In seiner Rede vor dem Exekutivkomitee der WHO am 24. Januar 2022 erläuterte Generaldirektor Tedros seinen Plan für die globale Gesundheit und nannte als letzte Priorität seines enormen Plans: „Die fünfte Priorität ist die dringende Stärkung der WHO als führende und lenkende Instanz für die globale Gesundheit im Zentrum der globalen Gesundheitsarchitektur“.

Tedros‘ abschließende Worte zu seinem Bericht an das Exekutivkomitee sind in ihrer Grandiosität erschreckend und erinnern an die marxistischen Ermahnungen eines Stalin, Mao oder Xi Jinping an die jubelnde Menge: ‚Wir sind eine Welt, wir haben eine Gesundheit, wir sind eine WHO.‘ Tedros will ein Super-Fauci für die Welt werden, und wie Fauci wird er dies im Namen der globalen Räuber tun.

Der Aufstieg des Gesundheitsfaschismus

Wie Breggin erläutert, begann die globale Übernahme des Gesundheitswesens mit Gates‘ Jahrzehnt der Impfstoffe, das 2010 auf der Jahrestagung des Weltwirtschaftsforums (WEF) in Davos angekündigt wurde. Damals berief Gates Fauci in seinen Impfstoffbeirat und garantierte damit die Unterstützung seiner Pläne durch das NIAID. Breggin fährt fort:

Das Thema der Dekade für Impfstoffe lautete ‚Öffentlich-private Partnerschaften treiben den Fortschritt bei der Entwicklung und Bereitstellung von Impfstoffen voran‘ – im Grunde der Vorläufer des Great Reset, der im Geiste des Faschismus eine Weltregierung des öffentlichen und privaten Gesundheitswesens einführte.
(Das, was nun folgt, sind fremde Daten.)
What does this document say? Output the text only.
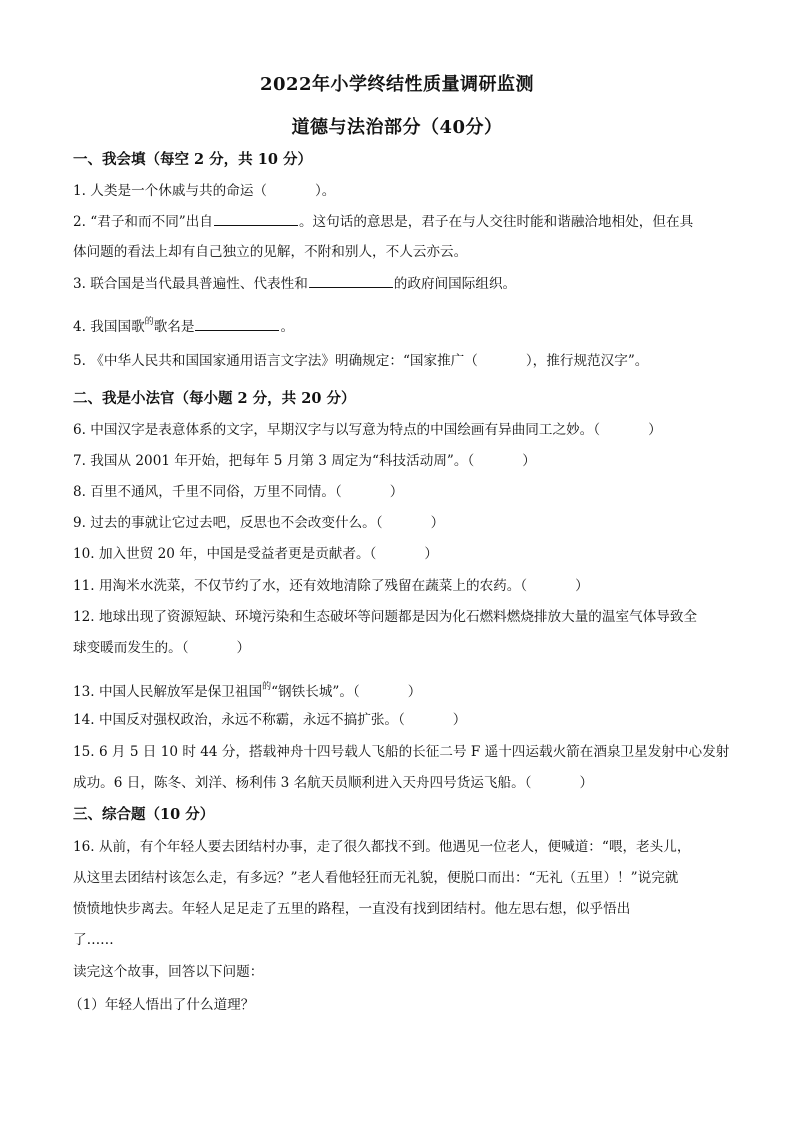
2022年小学终结性质量调研监测
道德与法治部分（40分）
一、我会填（每空 2 分，共 10 分）
1. 人类是一个休戚与共的命运（	）。
2. “君子和而不同”出自	。这句话的意思是，君子在与人交往时能和谐融洽地相处，但在具
体问题的看法上却有自己独立的见解，不附和别人，不人云亦云。
3. 联合国是当代最具普遍性、代表性和	的政府间国际组织。
4. 我国国歌$^的$歌名是	。
5. 《中华人民共和国国家通用语言文字法》明确规定：“国家推广（	），推行规范汉字”。
二、我是小法官（每小题 2 分，共 20 分）
6. 中国汉字是表意体系的文字，早期汉字与以写意为特点的中国绘画有异曲同工之妙。（	）
7. 我国从 2001 年开始，把每年 5 月第 3 周定为“科技活动周”。（	）
8. 百里不通风，千里不同俗，万里不同情。（	）
9. 过去的事就让它过去吧，反思也不会改变什么。（	）
10. 加入世贸 20 年，中国是受益者更是贡献者。（	）
11. 用淘米水洗菜，不仅节约了水，还有效地清除了残留在蔬菜上的农药。（	）
12. 地球出现了资源短缺、环境污染和生态破坏等问题都是因为化石燃料燃烧排放大量的温室气体导致全
球变暖而发生的。（	）
13. 中国人民解放军是保卫祖国$^的$“钢铁长城”。（	）
14. 中国反对强权政治，永远不称霸，永远不搞扩张。（	）
15. 6 月 5 日 10 时 44 分，搭载神舟十四号载人飞船的长征二号 F 遥十四运载火箭在酒泉卫星发射中心发射
成功。6 日，陈冬、刘洋、杨利伟 3 名航天员顺利进入天舟四号货运飞船。（	）
三、综合题（10 分）
16. 从前，有个年轻人要去团结村办事，走了很久都找不到。他遇见一位老人，便喊道：“喂，老头儿，
从这里去团结村该怎么走，有多远？”老人看他轻狂而无礼貌，便脱口而出：“无礼（五里）！”说完就
愤愤地快步离去。年轻人足足走了五里的路程，一直没有找到团结村。他左思右想，似乎悟出
了……
读完这个故事，回答以下问题：
（1）年轻人悟出了什么道理？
Im Jahr 2012 erhielt Gates die offizielle Genehmigung der UNO für sein Vorhaben, ein breites Netzwerk globaler Raubtiere zu schaffen, das darauf abzielt, die Menschheit durch die öffentliche Gesundheit auszubeuten und zu beherrschen.

Das kommunistische China würde durch seine Kontrolle über die UN und die WHO und durch seine engen Beziehungen zu globalen Raubtieren wie Bill Gates, Klaus Schwab, Mike Bloomberg, Big-Tech-Führungskräften und vielen anderen Milliardären und führenden Politikern der Welt eine wichtige Rolle spielen.

Mehr als ein Jahrzehnt später, während COVID-19, hat die WHO ihre Nützlichkeit für die Räuber bewiesen, indem sie Wissenschaft, Medizin und öffentliche Gesundheit zur Unterdrückung der menschlichen Freiheit und zur Schaffung von Reichtum und Macht für die Globalisten orchestriert hat.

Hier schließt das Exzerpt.